De ces cloches-là, j’avais bien beau aller en soupeser quelques-unes à la faveur de permissions qu’il aurait été possible d’obtenir dans le cadre d’une recherche de deuxième cycle comme celle-là. Un autre que moi se serait gâté mais j’avais toujours trop peur pour m’aventurer le long des branlantes échelles. Mon boulot était plutôt de rester en bas et les documenter.
En fin de parcours, j’ai déposé à l’UQTR un mémoire qui a été très bien reçu, assez même pour me valoir la proposition de l’adapter pour une prestigieuse maison d’édition, soit chez Septentrion.
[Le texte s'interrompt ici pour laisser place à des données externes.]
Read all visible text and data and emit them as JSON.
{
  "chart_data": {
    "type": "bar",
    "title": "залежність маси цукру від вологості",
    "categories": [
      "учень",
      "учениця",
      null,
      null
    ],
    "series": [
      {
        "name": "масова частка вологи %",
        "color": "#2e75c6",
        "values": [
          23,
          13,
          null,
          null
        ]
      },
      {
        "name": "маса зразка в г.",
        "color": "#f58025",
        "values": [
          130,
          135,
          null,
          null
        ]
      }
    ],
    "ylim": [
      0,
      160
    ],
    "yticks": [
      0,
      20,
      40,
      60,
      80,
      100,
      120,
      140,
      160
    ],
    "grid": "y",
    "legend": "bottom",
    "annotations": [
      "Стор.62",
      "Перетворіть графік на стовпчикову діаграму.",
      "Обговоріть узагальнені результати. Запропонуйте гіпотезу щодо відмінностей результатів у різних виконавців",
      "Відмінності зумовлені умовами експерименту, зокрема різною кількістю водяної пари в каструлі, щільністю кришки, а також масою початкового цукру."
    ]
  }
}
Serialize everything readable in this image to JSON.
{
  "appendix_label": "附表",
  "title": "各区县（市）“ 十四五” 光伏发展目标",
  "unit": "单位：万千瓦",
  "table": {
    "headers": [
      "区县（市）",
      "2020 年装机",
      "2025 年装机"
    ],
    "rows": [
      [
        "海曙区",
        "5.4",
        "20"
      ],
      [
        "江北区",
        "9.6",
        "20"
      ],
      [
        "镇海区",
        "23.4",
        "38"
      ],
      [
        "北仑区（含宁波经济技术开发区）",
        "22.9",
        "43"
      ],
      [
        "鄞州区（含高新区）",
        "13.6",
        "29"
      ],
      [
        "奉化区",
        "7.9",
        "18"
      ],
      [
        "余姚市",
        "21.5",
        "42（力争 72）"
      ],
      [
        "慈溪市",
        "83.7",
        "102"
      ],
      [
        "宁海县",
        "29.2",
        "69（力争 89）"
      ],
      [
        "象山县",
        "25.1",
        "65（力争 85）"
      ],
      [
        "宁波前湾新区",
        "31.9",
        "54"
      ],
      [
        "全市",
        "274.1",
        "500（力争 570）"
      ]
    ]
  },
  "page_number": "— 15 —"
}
Je désire remercier madame Lucia Ferretti qui m’a dirigé dans ce long parcours avec la rigueur et la bienveillance qui ont fait sa réputation. Je remercie également le Conseil de recherche en sciences humaines du Canada qui a soutenu financièrement la rédaction de mon mémoire. Le campanologue Michel Lucien Rowan m’a par la suite beaucoup aidé à bonifier la version publiée.